The technical issues on Starliner's debut crewed mission
were the latest setback - and most visible so far - in Boeing's
thorny development of a spacecraft that has cost the aerospace
giant more than $2 billion. Starliner would compete with the
dominant Crew Dragon capsule from Elon Musk's SpaceX and provide
NASA a second U.S. ride to low-Earth orbit for its astronauts.
But before clinching a long-sought NASA certification for
routine flights, the craft may need an extra uncrewed test
mission that would be its fourth overall, after it flew two
uncrewed tests in 2019 and 2022.
"We're ... looking at some options for Starliner, should we
need to, of flying it uncrewed," Steve Stich, chief of NASA's
Commercial Crew Program that oversees Starliner development,
told reporters Tuesday night. "When we look forward, what we'd
like to do is that one flight, and then get into a crew rotation
flight."
"We'll kind of weigh all those things as we get the
testing and analysis behind us," Stich said.
Boeing did not return requests for comment.
Stich said Starliner's crewed flight last year checked off
some key testing milestones related to how astronauts command
and fly the vehicle. The purpose of an extra uncrewed test, he
said, would be to validate that its thrusters can perform as
designed in space, an environment impossible to simulate in
tests on Earth.
Starliner's first crewed mission was to be its final test
before it could begin routine astronaut flights for NASA, which
relies on SpaceX's Crew Dragon craft.
STARLINER'S COMPETITIVE FUTURE
Boeing is also eyeing Starliner as a taxi to and from
privately built space stations that are in early development -
the kind of non-government revenue that SpaceX has brought in
with fully private Dragon missions.
But Starliner's future was thrown into uncertainty when it
suffered five thruster failures during its flight to the ISS
last year, as well as leaks of helium that is used to pressurize
the thrusters.
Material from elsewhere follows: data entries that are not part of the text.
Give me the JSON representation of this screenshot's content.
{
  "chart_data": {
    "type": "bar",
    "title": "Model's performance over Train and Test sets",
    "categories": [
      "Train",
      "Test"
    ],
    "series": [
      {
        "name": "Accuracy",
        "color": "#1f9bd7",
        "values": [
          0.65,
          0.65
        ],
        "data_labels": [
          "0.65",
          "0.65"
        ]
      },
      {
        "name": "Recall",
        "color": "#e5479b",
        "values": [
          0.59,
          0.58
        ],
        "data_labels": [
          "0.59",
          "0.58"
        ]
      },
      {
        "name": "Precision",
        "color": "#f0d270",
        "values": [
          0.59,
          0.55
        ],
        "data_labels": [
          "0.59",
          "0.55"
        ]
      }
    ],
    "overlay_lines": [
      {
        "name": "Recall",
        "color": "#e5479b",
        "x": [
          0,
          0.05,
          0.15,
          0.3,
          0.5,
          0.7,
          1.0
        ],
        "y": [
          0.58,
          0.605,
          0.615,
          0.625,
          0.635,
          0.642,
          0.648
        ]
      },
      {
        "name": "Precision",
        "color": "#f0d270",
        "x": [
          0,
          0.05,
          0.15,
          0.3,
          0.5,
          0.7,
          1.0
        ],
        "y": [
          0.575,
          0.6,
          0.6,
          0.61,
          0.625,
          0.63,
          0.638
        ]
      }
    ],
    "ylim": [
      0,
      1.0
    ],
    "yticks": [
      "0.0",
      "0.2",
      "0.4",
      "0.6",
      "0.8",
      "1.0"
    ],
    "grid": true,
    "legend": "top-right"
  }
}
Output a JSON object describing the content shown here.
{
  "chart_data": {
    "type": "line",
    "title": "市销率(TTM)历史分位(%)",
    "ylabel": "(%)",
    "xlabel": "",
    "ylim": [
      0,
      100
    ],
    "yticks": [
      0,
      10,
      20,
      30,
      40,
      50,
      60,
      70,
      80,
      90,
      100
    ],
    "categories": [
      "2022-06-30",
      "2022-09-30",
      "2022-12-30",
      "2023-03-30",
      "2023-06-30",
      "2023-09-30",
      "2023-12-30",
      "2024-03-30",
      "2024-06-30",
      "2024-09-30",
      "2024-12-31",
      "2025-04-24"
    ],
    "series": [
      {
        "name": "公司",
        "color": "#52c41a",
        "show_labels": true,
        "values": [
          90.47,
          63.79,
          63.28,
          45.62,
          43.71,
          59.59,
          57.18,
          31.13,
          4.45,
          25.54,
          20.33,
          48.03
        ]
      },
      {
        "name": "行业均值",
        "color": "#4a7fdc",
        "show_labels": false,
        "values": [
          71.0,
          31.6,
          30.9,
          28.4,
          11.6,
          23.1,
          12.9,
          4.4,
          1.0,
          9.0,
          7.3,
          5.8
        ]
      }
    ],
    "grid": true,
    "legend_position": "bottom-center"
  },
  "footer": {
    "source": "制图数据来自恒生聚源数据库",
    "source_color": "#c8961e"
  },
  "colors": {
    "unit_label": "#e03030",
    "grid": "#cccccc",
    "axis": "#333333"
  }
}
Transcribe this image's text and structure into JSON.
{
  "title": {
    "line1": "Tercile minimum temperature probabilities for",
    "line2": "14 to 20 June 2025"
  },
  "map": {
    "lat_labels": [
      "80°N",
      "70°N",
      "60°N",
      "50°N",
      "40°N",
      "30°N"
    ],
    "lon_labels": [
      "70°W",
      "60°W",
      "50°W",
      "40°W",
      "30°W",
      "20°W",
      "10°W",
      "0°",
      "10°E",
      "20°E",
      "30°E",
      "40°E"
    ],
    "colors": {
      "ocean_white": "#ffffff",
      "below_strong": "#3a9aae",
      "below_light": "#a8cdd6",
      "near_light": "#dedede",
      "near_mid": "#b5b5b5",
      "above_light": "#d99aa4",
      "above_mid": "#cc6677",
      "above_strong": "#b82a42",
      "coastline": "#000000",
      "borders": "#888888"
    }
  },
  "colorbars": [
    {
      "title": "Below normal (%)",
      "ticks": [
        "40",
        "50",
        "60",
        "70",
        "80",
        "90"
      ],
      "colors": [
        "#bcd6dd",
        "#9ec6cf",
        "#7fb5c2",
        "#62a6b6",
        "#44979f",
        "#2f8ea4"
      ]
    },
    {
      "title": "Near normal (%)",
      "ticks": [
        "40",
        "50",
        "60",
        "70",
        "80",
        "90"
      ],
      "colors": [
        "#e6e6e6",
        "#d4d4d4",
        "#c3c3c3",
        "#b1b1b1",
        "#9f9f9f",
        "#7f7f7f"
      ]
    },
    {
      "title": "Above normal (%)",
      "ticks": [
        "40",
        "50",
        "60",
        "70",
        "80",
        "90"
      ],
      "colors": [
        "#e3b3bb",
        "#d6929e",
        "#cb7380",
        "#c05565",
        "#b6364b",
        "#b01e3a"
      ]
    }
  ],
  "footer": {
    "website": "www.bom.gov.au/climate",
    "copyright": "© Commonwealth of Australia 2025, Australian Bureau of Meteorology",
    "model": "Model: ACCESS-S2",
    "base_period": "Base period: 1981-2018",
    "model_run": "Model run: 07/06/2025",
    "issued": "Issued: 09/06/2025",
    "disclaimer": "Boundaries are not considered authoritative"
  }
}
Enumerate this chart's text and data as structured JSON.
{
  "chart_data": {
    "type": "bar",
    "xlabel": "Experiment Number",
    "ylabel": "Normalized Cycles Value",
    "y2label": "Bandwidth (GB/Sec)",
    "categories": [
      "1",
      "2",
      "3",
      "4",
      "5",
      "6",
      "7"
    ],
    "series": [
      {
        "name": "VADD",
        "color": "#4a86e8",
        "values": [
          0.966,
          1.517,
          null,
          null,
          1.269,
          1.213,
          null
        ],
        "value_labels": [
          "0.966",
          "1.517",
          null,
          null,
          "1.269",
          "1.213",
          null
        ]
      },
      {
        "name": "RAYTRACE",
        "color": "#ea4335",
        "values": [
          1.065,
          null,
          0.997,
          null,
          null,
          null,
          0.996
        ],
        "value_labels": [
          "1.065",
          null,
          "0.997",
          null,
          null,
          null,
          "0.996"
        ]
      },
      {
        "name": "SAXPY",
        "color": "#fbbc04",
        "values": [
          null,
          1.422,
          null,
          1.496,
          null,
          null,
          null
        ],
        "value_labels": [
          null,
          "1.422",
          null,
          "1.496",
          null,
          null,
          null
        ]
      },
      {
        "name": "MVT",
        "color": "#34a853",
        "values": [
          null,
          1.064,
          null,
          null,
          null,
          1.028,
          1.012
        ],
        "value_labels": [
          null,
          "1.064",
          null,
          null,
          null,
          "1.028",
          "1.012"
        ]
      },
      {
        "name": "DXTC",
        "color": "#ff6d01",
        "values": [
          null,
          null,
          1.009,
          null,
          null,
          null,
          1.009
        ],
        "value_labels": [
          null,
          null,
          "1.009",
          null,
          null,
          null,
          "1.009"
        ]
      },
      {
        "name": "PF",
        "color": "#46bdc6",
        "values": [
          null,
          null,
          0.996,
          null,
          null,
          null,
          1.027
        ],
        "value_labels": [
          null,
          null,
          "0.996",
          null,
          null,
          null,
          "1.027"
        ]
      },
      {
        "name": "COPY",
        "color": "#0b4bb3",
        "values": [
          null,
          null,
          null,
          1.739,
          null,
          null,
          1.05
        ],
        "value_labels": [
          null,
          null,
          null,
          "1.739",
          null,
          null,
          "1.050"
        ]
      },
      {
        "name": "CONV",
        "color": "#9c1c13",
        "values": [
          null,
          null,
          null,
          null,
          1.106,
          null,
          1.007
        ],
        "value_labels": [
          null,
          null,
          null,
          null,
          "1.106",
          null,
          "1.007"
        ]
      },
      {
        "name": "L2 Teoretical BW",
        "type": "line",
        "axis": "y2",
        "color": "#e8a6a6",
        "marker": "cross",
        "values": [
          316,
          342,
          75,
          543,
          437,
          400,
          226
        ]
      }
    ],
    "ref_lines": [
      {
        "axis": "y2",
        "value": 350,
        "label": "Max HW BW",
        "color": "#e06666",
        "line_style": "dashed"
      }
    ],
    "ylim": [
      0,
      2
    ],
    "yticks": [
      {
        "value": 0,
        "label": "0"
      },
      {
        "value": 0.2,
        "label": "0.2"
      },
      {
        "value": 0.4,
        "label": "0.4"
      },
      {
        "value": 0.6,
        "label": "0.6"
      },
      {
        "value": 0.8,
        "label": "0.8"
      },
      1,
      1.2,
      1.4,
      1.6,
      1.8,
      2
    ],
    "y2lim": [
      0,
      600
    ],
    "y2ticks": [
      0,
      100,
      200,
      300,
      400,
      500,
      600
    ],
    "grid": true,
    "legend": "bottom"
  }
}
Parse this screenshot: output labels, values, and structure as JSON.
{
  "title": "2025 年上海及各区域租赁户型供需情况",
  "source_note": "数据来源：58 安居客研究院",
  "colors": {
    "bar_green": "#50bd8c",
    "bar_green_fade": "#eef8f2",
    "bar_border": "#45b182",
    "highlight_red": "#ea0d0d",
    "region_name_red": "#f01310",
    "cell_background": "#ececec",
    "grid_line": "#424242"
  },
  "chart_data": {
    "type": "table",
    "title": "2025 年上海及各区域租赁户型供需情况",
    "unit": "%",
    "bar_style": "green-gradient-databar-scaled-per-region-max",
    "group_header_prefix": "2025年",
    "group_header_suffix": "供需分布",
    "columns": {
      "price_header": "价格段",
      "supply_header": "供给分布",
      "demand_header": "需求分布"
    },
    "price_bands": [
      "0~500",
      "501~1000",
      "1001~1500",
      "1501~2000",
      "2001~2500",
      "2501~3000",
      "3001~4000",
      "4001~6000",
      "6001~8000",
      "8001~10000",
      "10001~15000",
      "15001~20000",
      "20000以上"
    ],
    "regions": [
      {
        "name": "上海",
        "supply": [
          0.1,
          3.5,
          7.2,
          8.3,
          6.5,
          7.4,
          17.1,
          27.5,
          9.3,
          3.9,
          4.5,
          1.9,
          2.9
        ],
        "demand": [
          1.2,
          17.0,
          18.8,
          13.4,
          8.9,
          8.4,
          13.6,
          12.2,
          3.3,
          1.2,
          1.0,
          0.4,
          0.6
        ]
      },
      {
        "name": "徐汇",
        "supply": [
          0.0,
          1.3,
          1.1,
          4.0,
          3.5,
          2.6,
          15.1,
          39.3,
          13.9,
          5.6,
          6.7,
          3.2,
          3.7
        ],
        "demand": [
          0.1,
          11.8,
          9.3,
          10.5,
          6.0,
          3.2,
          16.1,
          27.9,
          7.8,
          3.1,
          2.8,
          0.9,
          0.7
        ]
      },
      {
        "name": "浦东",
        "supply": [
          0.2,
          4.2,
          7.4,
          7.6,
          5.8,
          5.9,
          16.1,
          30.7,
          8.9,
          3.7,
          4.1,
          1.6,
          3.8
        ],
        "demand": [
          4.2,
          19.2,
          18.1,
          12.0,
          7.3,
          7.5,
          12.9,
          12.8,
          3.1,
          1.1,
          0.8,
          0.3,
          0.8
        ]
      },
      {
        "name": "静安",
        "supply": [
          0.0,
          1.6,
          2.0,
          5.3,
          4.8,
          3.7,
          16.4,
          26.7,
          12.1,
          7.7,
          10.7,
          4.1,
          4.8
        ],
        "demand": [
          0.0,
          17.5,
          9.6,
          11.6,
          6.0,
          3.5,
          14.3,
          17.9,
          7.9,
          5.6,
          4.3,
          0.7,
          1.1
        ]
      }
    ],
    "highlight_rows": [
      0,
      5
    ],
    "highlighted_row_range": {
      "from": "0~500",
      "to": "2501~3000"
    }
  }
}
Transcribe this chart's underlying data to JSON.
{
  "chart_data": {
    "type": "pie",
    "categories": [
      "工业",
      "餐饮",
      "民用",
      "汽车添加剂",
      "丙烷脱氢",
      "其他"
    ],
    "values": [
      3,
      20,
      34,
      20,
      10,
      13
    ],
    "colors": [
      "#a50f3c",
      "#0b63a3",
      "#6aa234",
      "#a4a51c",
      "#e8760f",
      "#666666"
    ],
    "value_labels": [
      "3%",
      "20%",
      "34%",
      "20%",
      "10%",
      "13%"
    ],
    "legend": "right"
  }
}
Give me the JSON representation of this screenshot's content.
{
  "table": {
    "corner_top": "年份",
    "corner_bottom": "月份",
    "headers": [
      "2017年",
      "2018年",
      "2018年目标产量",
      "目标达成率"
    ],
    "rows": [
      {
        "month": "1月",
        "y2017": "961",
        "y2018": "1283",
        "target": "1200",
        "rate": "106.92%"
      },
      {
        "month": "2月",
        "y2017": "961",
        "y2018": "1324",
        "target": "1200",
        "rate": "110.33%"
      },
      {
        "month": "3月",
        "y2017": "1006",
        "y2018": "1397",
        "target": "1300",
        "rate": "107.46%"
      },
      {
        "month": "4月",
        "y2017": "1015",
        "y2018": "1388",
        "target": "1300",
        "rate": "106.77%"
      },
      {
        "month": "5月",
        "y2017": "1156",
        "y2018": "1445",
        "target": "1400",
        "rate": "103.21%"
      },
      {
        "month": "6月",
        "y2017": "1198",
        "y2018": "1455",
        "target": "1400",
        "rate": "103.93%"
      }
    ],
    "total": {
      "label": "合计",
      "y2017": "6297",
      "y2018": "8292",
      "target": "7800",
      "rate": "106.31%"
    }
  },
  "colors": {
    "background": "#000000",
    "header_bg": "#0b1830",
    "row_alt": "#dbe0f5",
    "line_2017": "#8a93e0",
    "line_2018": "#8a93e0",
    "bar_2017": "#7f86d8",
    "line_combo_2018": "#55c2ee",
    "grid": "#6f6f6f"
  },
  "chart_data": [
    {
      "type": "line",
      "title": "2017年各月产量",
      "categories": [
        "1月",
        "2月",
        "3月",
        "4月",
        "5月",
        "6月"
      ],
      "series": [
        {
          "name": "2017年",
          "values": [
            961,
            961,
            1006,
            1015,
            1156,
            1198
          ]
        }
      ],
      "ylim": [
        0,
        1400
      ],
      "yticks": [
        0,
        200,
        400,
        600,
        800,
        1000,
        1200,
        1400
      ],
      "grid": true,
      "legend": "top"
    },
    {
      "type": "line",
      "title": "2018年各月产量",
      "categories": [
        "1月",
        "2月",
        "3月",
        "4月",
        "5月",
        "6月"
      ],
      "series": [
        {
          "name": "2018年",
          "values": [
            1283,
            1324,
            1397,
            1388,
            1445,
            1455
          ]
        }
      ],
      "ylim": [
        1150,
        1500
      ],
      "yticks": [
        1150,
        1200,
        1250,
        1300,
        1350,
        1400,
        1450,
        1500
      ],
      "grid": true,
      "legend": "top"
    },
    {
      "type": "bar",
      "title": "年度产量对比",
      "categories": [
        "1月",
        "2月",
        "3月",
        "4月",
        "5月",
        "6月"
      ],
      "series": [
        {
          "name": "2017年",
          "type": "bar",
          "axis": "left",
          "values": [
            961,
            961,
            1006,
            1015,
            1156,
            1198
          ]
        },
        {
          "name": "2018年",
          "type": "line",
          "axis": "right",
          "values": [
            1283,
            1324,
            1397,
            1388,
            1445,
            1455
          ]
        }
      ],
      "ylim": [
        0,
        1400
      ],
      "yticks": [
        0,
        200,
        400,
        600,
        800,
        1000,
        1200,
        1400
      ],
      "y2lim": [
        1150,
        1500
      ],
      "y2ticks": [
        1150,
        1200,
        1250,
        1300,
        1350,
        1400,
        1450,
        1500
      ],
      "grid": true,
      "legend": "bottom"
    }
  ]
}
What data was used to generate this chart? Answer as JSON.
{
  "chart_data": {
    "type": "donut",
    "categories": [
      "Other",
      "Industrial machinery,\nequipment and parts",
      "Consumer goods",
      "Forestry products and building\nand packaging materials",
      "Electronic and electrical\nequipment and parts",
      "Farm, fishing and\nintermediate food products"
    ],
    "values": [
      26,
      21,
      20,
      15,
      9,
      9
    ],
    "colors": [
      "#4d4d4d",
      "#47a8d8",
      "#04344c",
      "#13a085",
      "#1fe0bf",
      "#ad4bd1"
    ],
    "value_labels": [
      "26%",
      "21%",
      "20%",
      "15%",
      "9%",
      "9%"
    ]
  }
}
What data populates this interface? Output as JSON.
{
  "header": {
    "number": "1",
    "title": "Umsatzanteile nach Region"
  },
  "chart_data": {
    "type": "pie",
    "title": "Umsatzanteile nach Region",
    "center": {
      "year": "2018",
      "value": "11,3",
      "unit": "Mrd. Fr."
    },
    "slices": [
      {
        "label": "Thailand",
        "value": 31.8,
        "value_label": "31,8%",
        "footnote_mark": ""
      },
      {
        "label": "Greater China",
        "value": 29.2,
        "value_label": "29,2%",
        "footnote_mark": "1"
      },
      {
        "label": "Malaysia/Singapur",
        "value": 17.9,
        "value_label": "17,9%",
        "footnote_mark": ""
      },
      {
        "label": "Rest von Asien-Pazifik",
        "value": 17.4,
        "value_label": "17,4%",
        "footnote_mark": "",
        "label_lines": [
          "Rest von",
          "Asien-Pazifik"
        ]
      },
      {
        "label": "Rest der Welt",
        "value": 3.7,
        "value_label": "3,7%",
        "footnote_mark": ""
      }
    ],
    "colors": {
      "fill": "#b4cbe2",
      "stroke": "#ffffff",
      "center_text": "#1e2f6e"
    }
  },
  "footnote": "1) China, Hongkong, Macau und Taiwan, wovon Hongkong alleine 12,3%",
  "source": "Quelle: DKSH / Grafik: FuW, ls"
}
NASA made Starliner return to Earth without its
crew in September, deeming it too risky for astronauts to ride.
A NASA safety advisory panel in January said the agency and
Boeing were making "significant progress" in their post-flight
technical investigations but that the propulsion system issues
remain unresolved.
Stich said Boeing is planning a ground test this summer of
propulsion system components aimed at validating the company's
fixes.
On top of Boeing's $2 billion in Starliner charges since
2016, the ceiling of the company's fixed-price $4.2 billion NASA
contract for Starliner development and missions has grown by
$326 million since being awarded in 2014, according to a Reuters
analysis of contract data. The company has received half of that
so far during development, roughly $2.2 billion.
SpaceX's Crew Dragon meanwhile has flown 11 astronaut
missions for NASA, including a crewed test flight in 2020.
The total value of SpaceX's initial $3 billion NASA
contract, also awarded in 2014 and similar to Starliner, has
grown to nearly $5 billion, largely due to extra missions NASA
has added amid Starliner's development delays.